PhD defense of Noé Cécillon – 18 January 2024

Date: Thursday, January 18, 2023 at 14:00.

Place: University of Avignon, Campus JH Fabre, Ada Lovelace amphitheater

Jury :

  • Irina Illina, Maîtresse de Conférence, Université de Lorraine (Reviewer)
  • Julien Velcin, Professeur, Université Lyon 2 (Reviewer)
  • Serena Villata, Directrice de Recherche, Institut 3IA Côte d’Azur (Examinator)
  • Harold Mouchère, Professeur, Nantes Université (Examinator)
  • Vincent Labatut, Maître de Conférence, Avignon Université (Advisor)
  • Richard Dufour, Professeur, Nantes Université (Co-advisor)

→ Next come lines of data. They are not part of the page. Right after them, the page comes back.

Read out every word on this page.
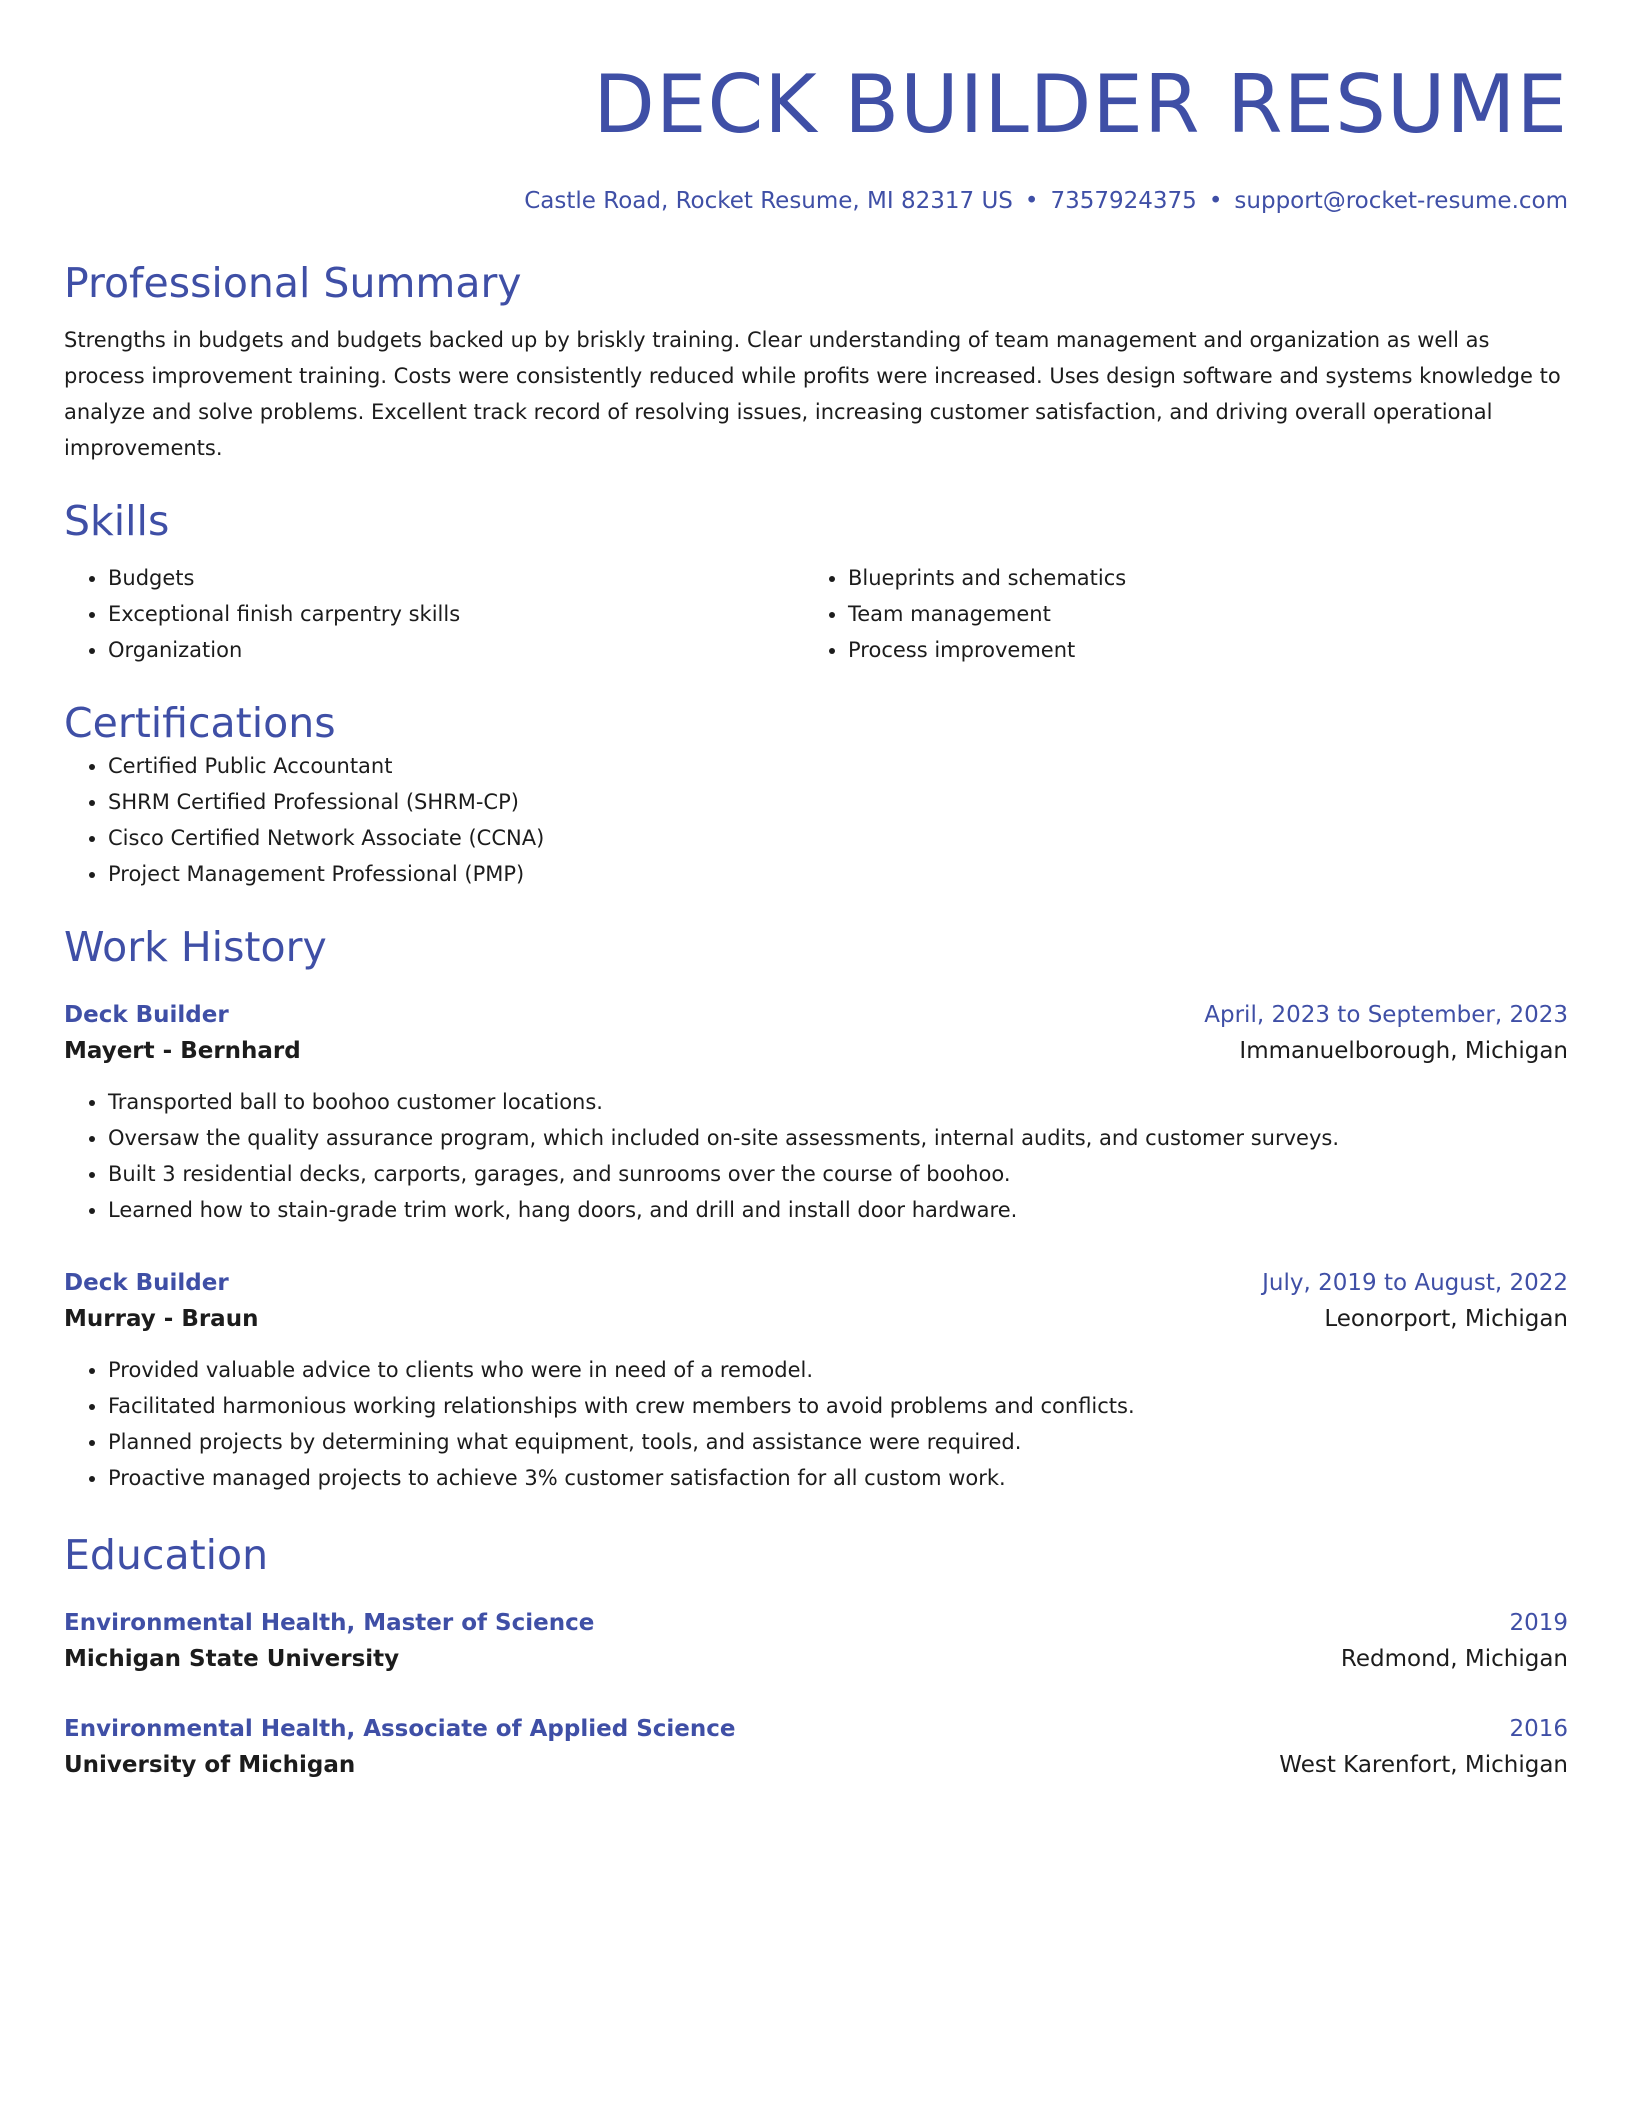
DECK BUILDER RESUME
Castle Road, Rocket Resume, MI 82317 US • 7357924375 • support@rocket-resume.com
Professional Summary
Strengths in budgets and budgets backed up by briskly training. Clear understanding of team management and organization as well as process improvement training. Costs were consistently reduced while profits were increased. Uses design software and systems knowledge to analyze and solve problems. Excellent track record of resolving issues, increasing customer satisfaction, and driving overall operational improvements.
Skills
• Budgets
• Exceptional finish carpentry skills
• Organization
• Blueprints and schematics
• Team management
• Process improvement
Certifications
• Certified Public Accountant
• SHRM Certified Professional (SHRM-CP)
• Cisco Certified Network Associate (CCNA)
• Project Management Professional (PMP)
Work History
Deck Builder	April, 2023 to September, 2023
Mayert - Bernhard	Immanuelborough, Michigan
• Transported ball to boohoo customer locations.
• Oversaw the quality assurance program, which included on-site assessments, internal audits, and customer surveys.
• Built 3 residential decks, carports, garages, and sunrooms over the course of boohoo.
• Learned how to stain-grade trim work, hang doors, and drill and install door hardware.
Deck Builder	July, 2019 to August, 2022
Murray - Braun	Leonorport, Michigan
• Provided valuable advice to clients who were in need of a remodel.
• Facilitated harmonious working relationships with crew members to avoid problems and conflicts.
• Planned projects by determining what equipment, tools, and assistance were required.
• Proactive managed projects to achieve 3% customer satisfaction for all custom work.
Education
Environmental Health, Master of Science	2019
Michigan State University	Redmond, Michigan
Environmental Health, Associate of Applied Science	2016
University of Michigan	West Karenfort, Michigan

Title: Combining Graph and Text to Model Conversations: An Application to Online Abuse Detection.

Abstract: Online abusive behaviors can have devastating consequences on individuals and communities. With the global expansion of internet and the social networks, anyone can be confronted with these behaviors. Over the past few years, laws and regulations have been established to regulate this kind of abuse but the responsibility ultimately lies with the platforms that host online communications. They are asked to monitor their users in order to prevent the proliferation of abusive content. Timely detection and moderation is a key factor to reduce the quantity and impact of abusive behaviors. However, due to the sheer quantity of online messages posted every day, platforms struggle to provide adequate resources. Since this implies high human and financial costs, companies have a keen interest in automating this process. Although it may seem a relatively simple task, it turns out to be quite complex. Indeed, malicious users have developed numerous techniques to bypass the standard automated methods. Allusions or implied meaning are other examples of strategies that automatic methods struggle to detect. While usually performed on individual messages taken out of their context, it has been shown that automatic abuse detection can benefit from considering the context in which the message was posted.

In this thesis, we want to focus on the combination of content and structure of conversations to tackle the abuse detection task. Using the textual content of messages is the standard approach which was first developed in the literature. It has the advantage of being easy to set up, but on the other hand, it is vulnerable to text-based attacks such as obfuscation. The structure of the conversation which represent the context is less frequently used as it is more complicated to manipulate. Yet it allows to introduce a contextual aspect which helps detecting abuse occurrences when the text on its own is not sufficient. This context can be modeled as a contextual graph representing the conversation which includes the message. By comparing two methods based on feature engineering on a dataset of conversations extracted from a video games, we could show that a method relying exclusively on conversational graphs and ignoring the content was able to obtain better detection performance. The literature suggest that combining multiple modalities often result in a better detection of abusive messages. We propose multiple strategies to combine the content and structure of conversations and prove that their combination is indeed beneficial to the detection.
A limitation of feature-based methods is that they are costly in time and computational resources. Our study also highlights that only a fraction of the computed features are truly relevant for the task. Representation learning methods can be used to mitigate these issues by automatically learning the representations of text and conversational graphs. For graphs, we demonstrated that using edge weights, signs and directions improved the performance. As no method exists for signed whole-graph embedding, we fill this gap in the literature by developing two such methods. We assess them on a newly constituted benchmark of three datasets of signed graphs and show that they perform better than their unsigned counterparts.
Lastly, we perform a comparative study of several lexical and graph-embedding method for abuse detection by applying them to our dataset of conversations. Our results show that they perform better than feature-based approaches on text and are slightly less effective on graphs. Still, they obtain promising results given that they are completely task independent, much more scalable and time-efficient than feature-based approaches.